Lá muito mais para a interior, no capítulo da «Avareza», podemos ler:

 «Alguns lugares ludosos, onde o porco avarento se revolve e engorda».
  

E logo a seguir:

«Apontam-se aqui alguns casos particulares, ou ocasiões em que a sordidez deste vício se exercita para que uns o deixem, outros o evitem e todos o abominem.

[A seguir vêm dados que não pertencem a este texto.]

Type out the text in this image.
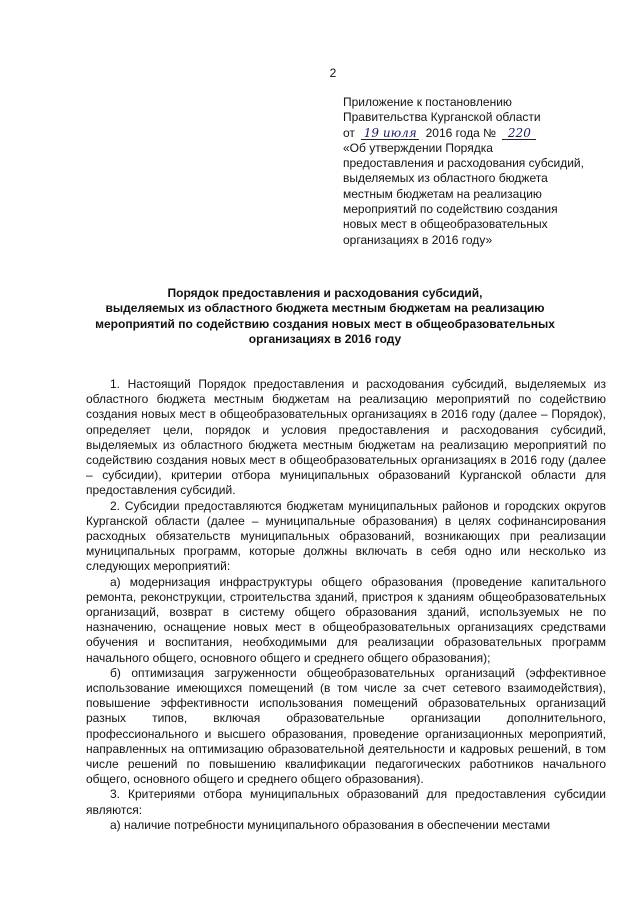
2
Приложение к постановлению
Правительства Курганской области
от 19 июля 2016 года № 220
«Об утверждении Порядка
предоставления и расходования субсидий,
выделяемых из областного бюджета
местным бюджетам на реализацию
мероприятий по содействию создания
новых мест в общеобразовательных
организациях в 2016 году»
Порядок предоставления и расходования субсидий,
выделяемых из областного бюджета местным бюджетам на реализацию
мероприятий по содействию создания новых мест в общеобразовательных
организациях в 2016 году

1. Настоящий Порядок предоставления и расходования субсидий, выделяемых из областного бюджета местным бюджетам на реализацию мероприятий по содействию создания новых мест в общеобразовательных организациях в 2016 году (далее – Порядок), определяет цели, порядок и условия предоставления и расходования субсидий, выделяемых из областного бюджета местным бюджетам на реализацию мероприятий по содействию создания новых мест в общеобразовательных организациях в 2016 году (далее – субсидии), критерии отбора муниципальных образований Курганской области для предоставления субсидий.

2. Субсидии предоставляются бюджетам муниципальных районов и городских округов Курганской области (далее – муниципальные образования) в целях софинансирования расходных обязательств муниципальных образований, возникающих при реализации муниципальных программ, которые должны включать в себя одно или несколько из следующих мероприятий:

а) модернизация инфраструктуры общего образования (проведение капитального ремонта, реконструкции, строительства зданий, пристроя к зданиям общеобразовательных организаций, возврат в систему общего образования зданий, используемых не по назначению, оснащение новых мест в общеобразовательных организациях средствами обучения и воспитания, необходимыми для реализации образовательных программ начального общего, основного общего и среднего общего образования);

б) оптимизация загруженности общеобразовательных организаций (эффективное использование имеющихся помещений (в том числе за счет сетевого взаимодействия), повышение эффективности использования помещений образовательных организаций разных типов, включая образовательные организации дополнительного, профессионального и высшего образования, проведение организационных мероприятий, направленных на оптимизацию образовательной деятельности и кадровых решений, в том числе решений по повышению квалификации педагогических работников начального общего, основного общего и среднего общего образования).

3. Критериями отбора муниципальных образований для предоставления субсидии являются:

а) наличие потребности муниципального образования в обеспечении местами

Primeiramente começando da Casa de Deus, é avareza:
 Exercitar o clérigo negociação e mercancia e dos benefícios eclesiásticos entesourar o remanescente à sua côngrua e honesta sustentação, devendo-se dar de esmola aos pobres, conforme a sentença de todos os teólogos, ou por obrigação de justiça, como uns dizem, ou ao menos de caridade, como dizem outros.
(?)
Obrigar os criados, os escravos e aprendizes a trabalhar nos dias de guarda, sem racionável necessidade, só para acrescentar os lucros, ameaçando castigo, ou expulsão se não obedecerem, como se não estivessem em primeiro lugar obrigados a obedecer ao preceito divino eclesiástico». (pp. 429-430)

Parece-me que, nestes princípios do século XXI, penetrar na «Floresta» do Padre Manuel Bernardes, não é dar por perdido o tempo que se passa  a cirandar por entre as suas páginas e a reflectir sobre os apotegmas que ele deixou no vernáculo ou em latim. 

Prosseguiremos em próxima crónica.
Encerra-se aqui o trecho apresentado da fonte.